He has also said that over the concession period, the consortium would be deploying a large multidimensional fleet of over 20 landfill and transfer loading station management vehicles, 590 new rear-end loader compactors, 140 Operational vehicles and close to 900,000 new bins to all be electronically tracked and monitored by the Public Utilities Monitoring Assurance Unit under the Ministry of Environment.
Aside the fact that the initiative would create at least 27,500 jobs, Ambode has said that community sanitation workers (CSWs) “will be engaged to receive several incentives including tax reliefs and healthcare, life, injury and accident insurance benefits all aimed at tackling the issue of poverty and the chronic unemployment crisis.“Everyone from the cart pushers to the existing PSPs and casual workers at the dump sites have been considered in the plan and will be accommodated within the new environmental regime. In addition, we are extending opportunities to everyone along the value chain by working to create vocational training in the related areas through LASTVEB.”

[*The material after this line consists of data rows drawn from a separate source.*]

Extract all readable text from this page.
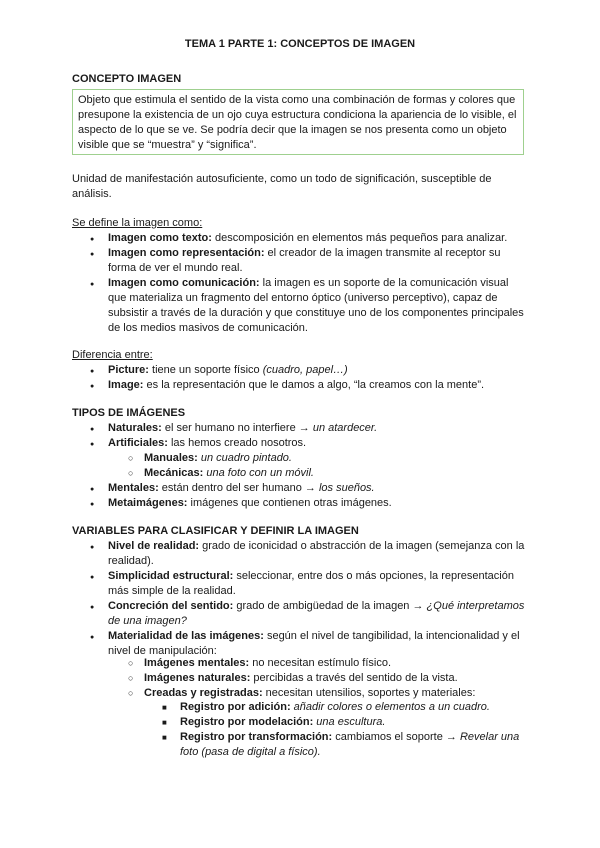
TEMA 1 PARTE 1: CONCEPTOS DE IMAGEN
CONCEPTO IMAGEN
Objeto que estimula el sentido de la vista como una combinación de formas y colores que
presupone la existencia de un ojo cuya estructura condiciona la apariencia de lo visible, el
aspecto de lo que se ve. Se podría decir que la imagen se nos presenta como un objeto
visible que se “muestra” y “significa”.
Unidad de manifestación autosuficiente, como un todo de significación, susceptible de
análisis.
Se define la imagen como:
● Imagen como texto: descomposición en elementos más pequeños para analizar.
● Imagen como representación: el creador de la imagen transmite al receptor su forma de ver el mundo real.
● Imagen como comunicación: la imagen es un soporte de la comunicación visual que materializa un fragmento del entorno óptico (universo perceptivo), capaz de subsistir a través de la duración y que constituye uno de los componentes principales de los medios masivos de comunicación.
Diferencia entre:
● Picture: tiene un soporte físico (cuadro, papel…)
● Image: es la representación que le damos a algo, “la creamos con la mente”.
TIPOS DE IMÁGENES
● Naturales: el ser humano no interfiere → un atardecer.
● Artificiales: las hemos creado nosotros.
○ Manuales: un cuadro pintado.
○ Mecánicas: una foto con un móvil.
● Mentales: están dentro del ser humano → los sueños.
● Metaimágenes: imágenes que contienen otras imágenes.
VARIABLES PARA CLASIFICAR Y DEFINIR LA IMAGEN
● Nivel de realidad: grado de iconicidad o abstracción de la imagen (semejanza con la realidad).
● Simplicidad estructural: seleccionar, entre dos o más opciones, la representación más simple de la realidad.
● Concreción del sentido: grado de ambigüedad de la imagen → ¿Qué interpretamos de una imagen?
● Materialidad de las imágenes: según el nivel de tangibilidad, la intencionalidad y el nivel de manipulación:
○ Imágenes mentales: no necesitan estímulo físico.
○ Imágenes naturales: percibidas a través del sentido de la vista.
○ Creadas y registradas: necesitan utensilios, soportes y materiales:
■ Registro por adición: añadir colores o elementos a un cuadro.
■ Registro por modelación: una escultura.
■ Registro por transformación: cambiamos el soporte → Revelar una foto (pasa de digital a físico).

Giving details of the law, the governor has said that sanitation would now be a daily affair in the State while the CSWs would be deployed in every ward across the state.
According to him, the new law would go a long way to secure the public health safety of residents most especially children. On assumption of office, I saw the need to address the gap in the sanitation of residents and the state.
He has said that it was disconcerting to see that dysentery and other pandemics were on the rise with serious implications for the State’s public health expenditure, saying that the Government thought it wise to tackle the root cause of the problem rather than spend excessively on treating preventable hygiene based diseases.